Suppression Of Media Freedom In The Subcontinent
By Justice Markandey Katju, former Judge, Supreme Court of India, and Amile Gulzar, Advocate, Lahore High Court
Historically the media arose in Europe in the 18th century as an organ of the people against feudal oppression. At that time all the organs of power were in the hands of the feudal authorities (kings, aristocrats, etc). Hence the people had to create new organs to represent their interests, and the media (which was only print medium at that time) was one example thereof. In Europe and America it represented the voice of the future, in contrast to the feudal organs which only wanted to preserve the status quo.
The print media at that time was mostly in the form of leaflets, pamphlets, booklets, etc, not regular daily newspapers, and these were utilised by great writers like Voltaire, Rousseau, Paine, the French Encyclopedists, etc to attack feudalism, religious bigotry and superstitions, and spread modern ideas of liberty, equality, fraternity and scientific thinking. Thus the media was of great help in transforming Europe from feudalism to the modern age.
A similar role should be played by the media of India and Pakistan. They should help in the great historical transformation of our societies from semi feudal societies to modern highly industrialised ones by attacking feudal thinking and practices (casteism, communalism and superstitions) religious bigotry and promoting scientific ideas.The media deals with ideas, not commodities. Hence it cannot be regarded as an ordinary business like a shop selling clothes or shoes.
Unfortunately what we are seeing in both India and Pakistan is that the freedom of the media has been largely suppressed. In India despite the Constitutional guarantee in Article 19(1)(a) of freedom of speech and expression (which was interpreted by the Supreme Court to include freedom of the media) nowadays it has become dangerous to criticise the government. Those journalists who do so are often arrested and imprisoned on sedition charges, or detained under the draconian preventive detention laws like NSA or UAPA, e.g. Kishorechand Wangkhem, a journalist of Manipur, who was arrested and kept in jail for many months for criticising the Manipur Chief Minister Biren Singh, Pawan Jaiswal, who was arrested on a sedition charge for reporting that in a primary school in Mirzapur children were only given roti and salt as mid day meal, or.Dharavi Patel of Gujarat who published in his portal Face the Nation that the Chief Minister of Gujarat is likely to be replaced. The courageous journalist Siddhartha Varadarajan is facing many cases for criticising the Government.

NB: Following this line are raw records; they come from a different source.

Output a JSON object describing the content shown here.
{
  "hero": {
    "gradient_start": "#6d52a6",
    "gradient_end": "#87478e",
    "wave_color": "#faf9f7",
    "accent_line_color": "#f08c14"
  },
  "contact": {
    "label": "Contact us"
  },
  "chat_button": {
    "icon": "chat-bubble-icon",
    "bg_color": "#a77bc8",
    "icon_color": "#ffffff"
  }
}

In this situation, it was expected of the Indian judiciary to check the excesses and illegalities of the executive, but it has largely turned a Nelson’s eye on them. The Supreme Court was created as a custodian of the Constitution and a guardian of the people’s liberties, but of late it has started acting like Bheeshma Pitamah who closed his eyes to the disrobing of Draupadi (see my article ‘All the times the Supreme Court turned a Nelson’s eye to injustice’ published in thewire.in). Many TV channels have almost become mouthpieces of the BJP government, often spreading communal hatred. One Indian TV anchor, who can be euphemistically called Lord Bhow Bhow, seems to enjoy spouting venom on minorities regularly. Also, the media often diverts attention from the real issues facing India e.g. poverty, unemployment, child malnourishment, lack of healthcare and good education for the masses to non issues or trivialities like lives of filmstars, cricket, petty politics, astrology etc.
L.K. Advani, former deputy PM of India said that during the Emergency of 1975-77 the Indian media was asked to bend but it crawled. Under the present Indian regime the Indian media has done ‘shaashtaang’ i.e. prostrated itself before the Government. Journalists who did brave reporting like Karan Thapar and Punya Prasun Bajpai were sacked.
The same is the position of the Pakistani media. Many brave journalists like Raza Rumi or Sajjad Azhar Peerzada lost their jobs. The arrest and imprisonment of Mir Shakilur Rehman, the owner of the Jang group of publications, the largest group in Pakistan, has sent a harsh message throughout the industry—toe the line, or else.
How does one explain this crackdown on the media of the subcontinent?
In our opinion this is because of the economic crisis and deep recession in both India and Pakistan. Historical experience shows that whenever there is an economic crisis, fascist tendencies arise, as it happened in Italy in 1922 and in Germany in 1933. Much the same has happened in our Subcontinent. The economies of both India and Pakistan have tanked, with many industries closing down or drastically cutting production, resulting in massive layoffs and record unemployment, and corona has sent the economies further hurtling downwards.
Consequently the rulers, feeling their position endangered, since now mass public demonstrations and protests are bound to arise, cannot permit the luxury of giving the people and the media freedom of expression any more.
The days of media freedom in our Subcontinent are over.
Markandey Katju is a former judge of the Supreme Court of India. He was also the Chairman of the Press Council of India.